By JEFFREY WESTHOFF – sidetracks@nwherald.com

Cohen's ‘Borat’ follow-up raunchy, downright funny

“Bruno” is Sacha Baron Cohen’s follow-up to “Borat,” which is too bad. If “Bruno” had come first it would have been better.

For one thing, Cohen couldn’t be accused of repeating himself. The movies use the same framework. Bruno, like Borat, is a dim European with an outrageous accent (German this time) naively wandering America. The character’s quest, Hollywood fame in this case, becomes a loose excuse to introduce a series of “Candid Camera”/“Punk’d” sketches where Cohen interacts with various unfortunate souls who believe Bruno is a real person.

Moreover, if “Bruno” hadn’t followed “Borat” Cohen and director Larry Charles wouldn’t try so energetically to top the original film’s outrageousness. “Borat’s” most notorious moment was the scene where two naked men wrestled in a hotel room and later the lobby. “Bruno” features more of the same. Much, much more. The first reel delivers a barrage of scandalous sexual humor and copious amounts of male nudity. The shock for the sake of shock grows tiresome by the final reel.

Yet “Bruno” has one crucial element “Borat” lacked, a satirical point of view. “Borat” was largely an exercise in humiliation, Cohen playing his interview subjects for fools whether they deserved it or not. In “Bruno” Cohen sets his sights on ideas behind the hapless interview subjects. Cohen isn’t consistent – at the halfway point he switches targets from the fatuousness of celebrity worship to homophobia and bigotry – but at least he makes a statement of greater import than “It’s easy to mock people who don’t recognize me from ‘Da Ali G Show.’”

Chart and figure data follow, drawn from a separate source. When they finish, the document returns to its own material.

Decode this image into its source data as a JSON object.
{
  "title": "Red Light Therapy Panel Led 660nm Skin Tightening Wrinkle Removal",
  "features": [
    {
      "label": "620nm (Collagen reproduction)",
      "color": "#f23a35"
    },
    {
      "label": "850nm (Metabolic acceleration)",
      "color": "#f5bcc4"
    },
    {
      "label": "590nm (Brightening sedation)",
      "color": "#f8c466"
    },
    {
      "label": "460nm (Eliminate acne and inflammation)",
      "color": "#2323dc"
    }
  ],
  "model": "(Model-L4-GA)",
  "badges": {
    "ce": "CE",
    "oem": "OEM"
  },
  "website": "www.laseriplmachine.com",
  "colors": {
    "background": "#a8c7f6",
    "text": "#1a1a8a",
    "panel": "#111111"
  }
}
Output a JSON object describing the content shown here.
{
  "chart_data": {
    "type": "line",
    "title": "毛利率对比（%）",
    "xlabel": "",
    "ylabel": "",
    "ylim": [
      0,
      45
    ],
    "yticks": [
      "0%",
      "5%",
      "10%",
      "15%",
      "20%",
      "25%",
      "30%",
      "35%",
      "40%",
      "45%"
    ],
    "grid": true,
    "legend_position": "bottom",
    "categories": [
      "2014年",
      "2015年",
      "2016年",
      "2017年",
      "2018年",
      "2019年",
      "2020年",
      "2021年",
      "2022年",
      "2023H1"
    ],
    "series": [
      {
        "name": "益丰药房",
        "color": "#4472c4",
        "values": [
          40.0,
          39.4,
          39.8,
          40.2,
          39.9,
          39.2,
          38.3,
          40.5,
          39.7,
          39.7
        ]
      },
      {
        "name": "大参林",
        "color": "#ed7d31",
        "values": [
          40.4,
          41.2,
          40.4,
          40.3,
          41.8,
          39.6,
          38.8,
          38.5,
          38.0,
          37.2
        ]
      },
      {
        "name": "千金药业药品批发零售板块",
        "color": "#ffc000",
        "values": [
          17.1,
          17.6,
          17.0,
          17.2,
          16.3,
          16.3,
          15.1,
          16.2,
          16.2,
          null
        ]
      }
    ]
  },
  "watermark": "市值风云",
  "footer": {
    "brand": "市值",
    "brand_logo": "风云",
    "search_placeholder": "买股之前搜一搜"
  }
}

As the film opens, Bruno is living in Vienna (“The coolest city in Austria.”) where he hosts a fashion show on national television. Soon (though not quite soon enough) Bruno loses his gig and decides to rebound by moving to Los Angeles and becoming Hollywood’s biggest gay superstar.

Bruno louses up an audition for the TV show “Medium,” and his celebrity interview show fails when he scares off Paula Abdul (though not before she sits on a Mexican gardener pressed into duty as her chair, whereupon Bruno asks her about her humanitarian work).
When traditional routes toward celebrity prove too difficult, Bruno tries to become famous the way Paris Hilton did, by making a sex tape. With Ron Paul. The following sequence gets a big laugh for Cohen’s audacity at luring the Conservative Republican into a hotel room, but mostly we share Paul’s embarrassment and can’t blame him for bolting when Cohen sheds his pants.

Other outlandish schemes follow. Bruno tries to bring peace to the Middle East by singing a “We Are the World” parody to Israelis and Palestinians who look like they would rather sign a treaty than listen to another verse. Finally, Bruno realizes he cannot be a movie star unless he is straight, so he places himself in the hands of a pair of actual ministers who call themselves “gay converters.”

Here “Bruno” belatedly finds its purpose, with a character who is little more than an assemblage of gay stereotypes confronting a series of homophobes. Cohen’s bizarre approach exposes not only the ugliness of prejudice, but its ridiculousness.
As a way to deprogram himself, Bruno goes hunting with three rugged men. At a campfire he says, “Look at the four of us – we’re just like the ‘Sex and the City’ girls.”

“No we are not!” one hunter declares. Throughout the movie Cohen fearlessly taunts his subjects, but during this sequence you wonder if he’ll get himself shot. That raises the biggest problem I have with Cohen’s films. I find it impossible to watch them without wondering how much is staged and how many of the interviews are genuine. Once filming wrapped, I wonder how Universal’s legal team persuaded these people to sign release forms. Are Paula Abdul and Ron Paul exempt because they’re public figures? Do the bystanders not mind that they come across as morons, hypocrites and bigots as long as they’re paid to appear in a major motion picture? This is especially mind-boggling when you consider the participants at a swingers’ party who don’t hesitate to perform unconventional sex acts for the camera.

Which leads to the wildest thing about “Bruno,” that it got away with an R rating. At least a third of the movie is more explicit and raunchy than the few seconds that threatened Stanley Kubrick’s “Eyes Wide Shut” with an NC-17 rating. Maybe this, too, is part of Cohen’s satirical plan, to prove what a joke the American ratings system has become.